Verfassungsrechtlicher
Hintergrund: Gemäß Artikel 70 Absatz 1 Satz 1 Halbsatz 2 Bundes-Verfassungsgesetz
(B-VG) erfolgt die Entlassung einzelner Mitglieder der Bundesregierung auf
Vorschlag des Bundeskanzlers. Den Bundeskanzler oder die gesamte
Bundesregierung kann der Bundespräsident hingegen aus Eigenem (also ohne
Vorschlag) ihrer Funktion entheben.
Kurz hat daraufhin dem Staatsoberhaupt die Freisetzung nicht nur des Innenministers, sondern offenbar aller FPÖ-Regierungsmitglieder anempfohlen. Außenministerin Karin Kneissl, die zwar von den Blauen nominiert wurde, aber parteilos ist, wird auf ihrem Posten verbleiben.
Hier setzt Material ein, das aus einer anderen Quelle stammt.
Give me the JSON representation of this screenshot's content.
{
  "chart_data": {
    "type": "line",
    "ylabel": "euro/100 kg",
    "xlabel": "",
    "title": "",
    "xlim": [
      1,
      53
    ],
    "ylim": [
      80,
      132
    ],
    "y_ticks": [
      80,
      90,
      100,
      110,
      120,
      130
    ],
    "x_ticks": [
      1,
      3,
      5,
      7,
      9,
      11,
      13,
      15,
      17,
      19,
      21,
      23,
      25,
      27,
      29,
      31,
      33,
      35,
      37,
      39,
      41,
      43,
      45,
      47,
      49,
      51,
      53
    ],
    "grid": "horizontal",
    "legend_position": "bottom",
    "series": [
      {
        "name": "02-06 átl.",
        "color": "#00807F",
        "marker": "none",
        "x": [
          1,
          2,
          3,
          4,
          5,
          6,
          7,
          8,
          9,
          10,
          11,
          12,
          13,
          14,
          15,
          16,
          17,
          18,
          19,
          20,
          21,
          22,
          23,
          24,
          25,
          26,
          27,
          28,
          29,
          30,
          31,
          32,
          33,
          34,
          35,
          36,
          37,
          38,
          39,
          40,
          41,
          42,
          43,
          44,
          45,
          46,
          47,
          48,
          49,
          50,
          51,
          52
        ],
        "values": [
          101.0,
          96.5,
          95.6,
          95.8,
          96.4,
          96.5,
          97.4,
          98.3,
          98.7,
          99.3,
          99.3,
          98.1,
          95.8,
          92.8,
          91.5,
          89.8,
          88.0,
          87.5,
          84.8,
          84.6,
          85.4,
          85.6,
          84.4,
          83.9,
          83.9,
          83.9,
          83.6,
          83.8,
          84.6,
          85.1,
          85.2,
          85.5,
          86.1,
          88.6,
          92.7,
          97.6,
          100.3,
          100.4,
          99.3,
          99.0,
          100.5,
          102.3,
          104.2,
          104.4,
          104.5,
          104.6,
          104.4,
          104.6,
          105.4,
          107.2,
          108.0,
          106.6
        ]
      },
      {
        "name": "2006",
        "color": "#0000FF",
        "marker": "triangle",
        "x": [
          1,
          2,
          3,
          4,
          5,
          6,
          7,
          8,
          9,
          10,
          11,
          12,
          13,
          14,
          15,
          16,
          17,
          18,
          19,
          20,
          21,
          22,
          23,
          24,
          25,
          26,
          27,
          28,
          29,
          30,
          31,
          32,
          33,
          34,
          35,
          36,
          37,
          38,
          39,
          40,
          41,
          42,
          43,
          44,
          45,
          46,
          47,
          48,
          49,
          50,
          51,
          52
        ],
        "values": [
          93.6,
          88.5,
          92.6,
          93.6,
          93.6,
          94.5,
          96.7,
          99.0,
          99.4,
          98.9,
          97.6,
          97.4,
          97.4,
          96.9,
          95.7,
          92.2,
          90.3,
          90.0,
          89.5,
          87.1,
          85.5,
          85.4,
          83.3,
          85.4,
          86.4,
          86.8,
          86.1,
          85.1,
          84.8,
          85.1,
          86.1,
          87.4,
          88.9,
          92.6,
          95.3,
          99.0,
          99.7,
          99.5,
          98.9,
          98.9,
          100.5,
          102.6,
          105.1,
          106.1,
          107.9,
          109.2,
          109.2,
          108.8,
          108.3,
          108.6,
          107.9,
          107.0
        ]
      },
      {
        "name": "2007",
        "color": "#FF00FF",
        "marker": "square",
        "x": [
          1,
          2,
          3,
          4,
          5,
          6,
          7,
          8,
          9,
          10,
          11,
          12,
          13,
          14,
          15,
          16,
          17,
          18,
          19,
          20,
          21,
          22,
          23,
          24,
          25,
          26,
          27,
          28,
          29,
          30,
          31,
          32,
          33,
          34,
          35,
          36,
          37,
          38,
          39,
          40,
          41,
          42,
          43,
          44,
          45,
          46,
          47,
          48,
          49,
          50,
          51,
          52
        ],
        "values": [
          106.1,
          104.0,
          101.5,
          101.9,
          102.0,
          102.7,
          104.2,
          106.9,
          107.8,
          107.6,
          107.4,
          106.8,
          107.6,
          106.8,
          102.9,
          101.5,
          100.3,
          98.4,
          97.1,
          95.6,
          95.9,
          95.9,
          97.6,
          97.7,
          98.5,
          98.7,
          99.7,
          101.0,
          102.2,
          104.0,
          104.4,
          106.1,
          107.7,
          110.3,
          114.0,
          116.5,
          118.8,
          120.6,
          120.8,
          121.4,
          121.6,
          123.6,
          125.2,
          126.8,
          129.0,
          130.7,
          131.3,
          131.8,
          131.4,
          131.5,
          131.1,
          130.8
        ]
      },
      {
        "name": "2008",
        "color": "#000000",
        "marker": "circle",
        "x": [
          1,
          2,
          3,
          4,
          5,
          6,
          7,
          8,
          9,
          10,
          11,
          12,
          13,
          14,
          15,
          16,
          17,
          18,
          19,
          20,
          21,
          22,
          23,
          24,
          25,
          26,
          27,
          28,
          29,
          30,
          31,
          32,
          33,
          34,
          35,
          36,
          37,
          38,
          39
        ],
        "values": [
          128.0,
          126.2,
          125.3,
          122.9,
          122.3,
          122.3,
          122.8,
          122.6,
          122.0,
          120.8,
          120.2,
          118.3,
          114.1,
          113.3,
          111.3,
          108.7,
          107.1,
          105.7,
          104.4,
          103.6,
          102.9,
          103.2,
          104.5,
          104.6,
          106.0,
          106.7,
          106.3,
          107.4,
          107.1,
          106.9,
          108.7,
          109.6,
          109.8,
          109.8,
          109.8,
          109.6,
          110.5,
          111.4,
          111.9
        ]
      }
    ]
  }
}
Dem Bundeskanzler droht nun ein Misstrauensvotum.
Verfassungsrechtlicher
Hintergrund: Gemäß Artikel 74 Absatz 1 B-VG ist die Bundesregierung oder der
betreffende Bundesminister des Amtes zu entheben, wenn der Nationalrat der
Bundesregierung oder einzelnen ihrer Mitglieder durch ausdrückliche
Entschließung das Vertrauen versagt. Gemäß Artikel 74 Absatz 2 B-VG ist zu
einem Beschluss des Nationalrates, mit dem das Vertrauen versagt wird, die
Anwesenheit der Hälfte der Mitglieder des Nationalrates erforderlich. Doch ist,
wenn es die im Bundesgesetz über die Geschäftsordnung des Nationalrates
festgesetzte Anzahl der Mitglieder verlangt [gemäß § 67 Absatz 1 Ziffer 1
Geschäftsordnungsgesetz 1975: ein Fünftel der Abgeordneten], die Abstimmung auf
den zweitnächsten Werktag zu vertagen.
Ich vermute, dass Kurz
von vornherein nicht damit gerechnet hat, dass Kickl sein Ministeramt hergeben
würde. Doch immerhin hat er einen Preis genannt, zu dem er bereit gewesen wäre,
die Koalition mit der FPÖ fortzusetzen. Das war taktisch nicht ganz
ungeschickt: Denn durch dieses Angebot, das der Regierungspartner nach seiner
Logik vielleicht nur ablehnen konnte, hat der Bundeskanzler Kompromissbereitschaft
beziehungsweise guten Willen signalisiert.
Wahrscheinlich argwöhnt
oder weiß Kurz, dass es in der Causa Ibiza noch zu weiteren Enthüllungen kommt.
Die Befürchtung von Johann Gudenus, dass noch nicht veröffentlichtes ihn kompromittierendes Material existiert, mag die Beunruhigung des Regierungschefs
untermauern. Je mehr zusätzliche Belastungsmomente auftauchen, umso mehr wird
sich auch in FPÖ-affinen Kreisen die Empörung über die illegalen Methoden der
Informationsbeschaffung zugunsten eines Ekels vor den dokumentierten Inhalten
verflüchtigen.
Der Bundeskanzler nimmt
die Gefahr eines erfolgreichen Misstrauensvotums auf sich und ebenso die Bürde, jedenfalls bis zur Nationalratswahl politisch paralysiert zu sein, weil
ihm keine Parlamentsmehrheit zur Durchsetzung seiner Reformprojekte zur
Verfügung steht. Dafür hat er sich frühzeitig aus einer Mithaftung für die
Ibiza-Affäre und deren allfällige Weiterungen herausgezogen. Das mag eine kluge Vorausschau oder eine Fehleinschätzung sein. So viel Mut zum Risiko wirkt auf den bundesdeutschen, von Merkel eingeschläferten Beobachter jedenfalls verstörend.